Write a predicate digits(L, B, N) that is true if L is a list of digits in base B whose value is N. For example, digits([3, 4, 5], 10, 345) is true. Use a left fold.
Write a predicate foldr(+P, ?L, ?A, ?R) that performs a right fold over the values in L. For example, foldl(P, [x, y, z], A, R) will apply
P(z, A, A1), P(y, A1, A2), P(x, A2, R).
Write a predicate dot(V, W, X) that is true if X is the dot product of vectors V and W, which must have the same dimension. Use a fold.
Write a predicate merge_sort(L, S) that sorts a list L of integers. Use a merge sort.
Write a predicate quicksort(L, S) that sorts a list L of integers. Use a quicksort. Use the first element of L as the pivot element.

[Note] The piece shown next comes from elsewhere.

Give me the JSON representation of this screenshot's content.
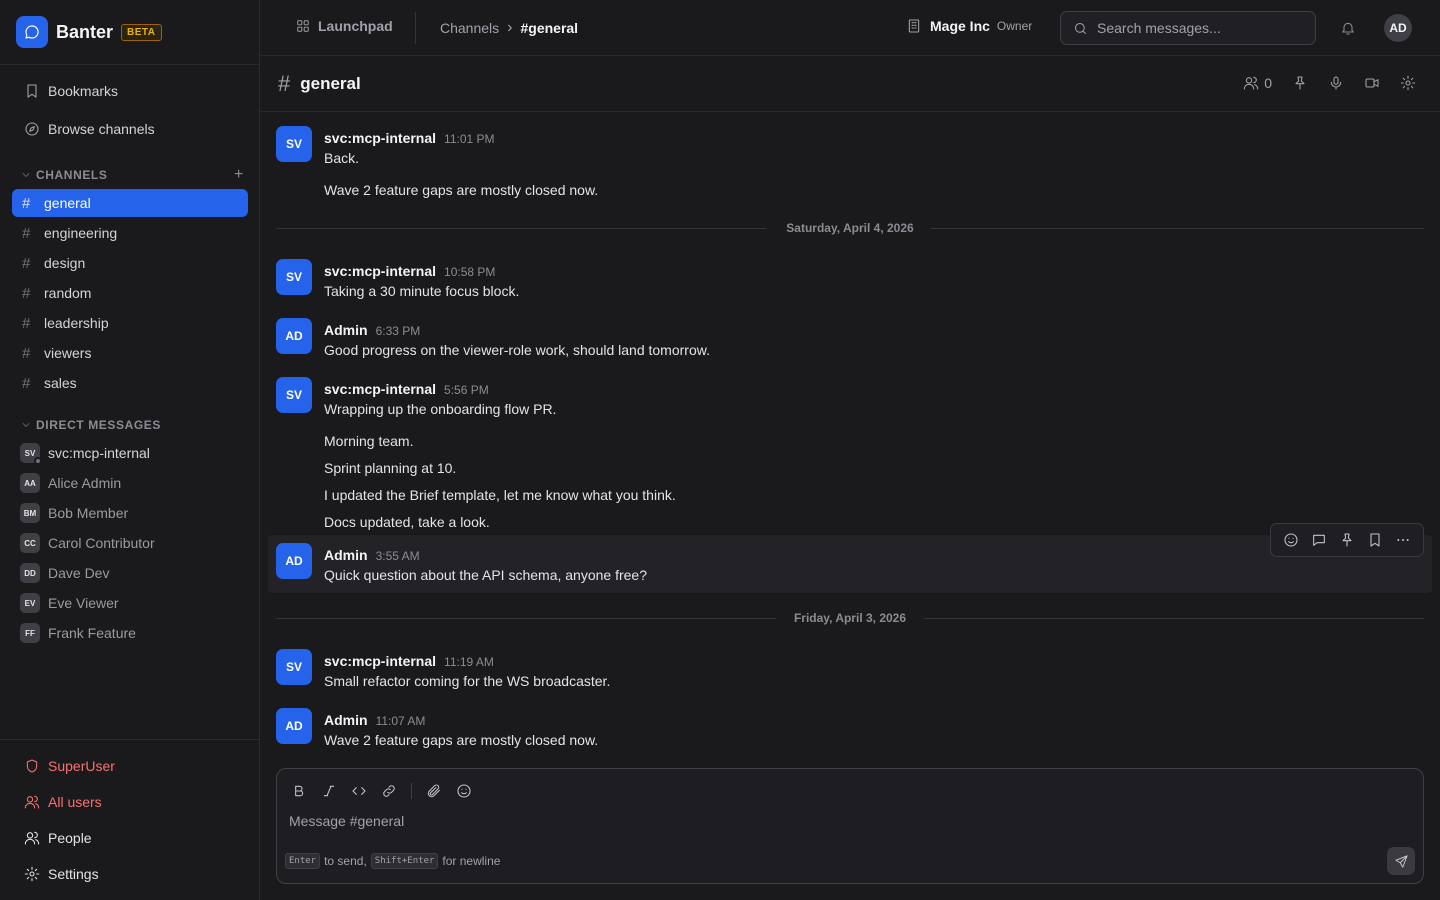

Consider binary trees represented as nil (the empty tree) or as t(L, X, R), where L and R are left and right subtrees. Write a predicate height(?T, ?H) that is true if H is the height of the binary tree T. Recall that the height of a tree is defined as the maximal distance from the root to any leaf. Your predicate should be able to generate all possible trees of any height.
Write a predicate flatten(?T, ?L) that flattens a tree, producing a list of values in the tree. For any node t(L, X, R), the values in L should appear before X in the list, and the values in R should appear after X. What is the best-case and worst-case running time for your predicate for a tree with N nodes?
Write a predicate foldr_tree(+P, ?T, ?A, ?R) that performs a right fold of a predicate over all values in a tree.
Write a predicate insert(X, T, T1) that inserts a value X into a binary search tree T, producing a tree T1. If the value X is already in the tree T, then T1 should equal T.
Is it possible to delete values from a tree by running insert() backwards? Why or why not?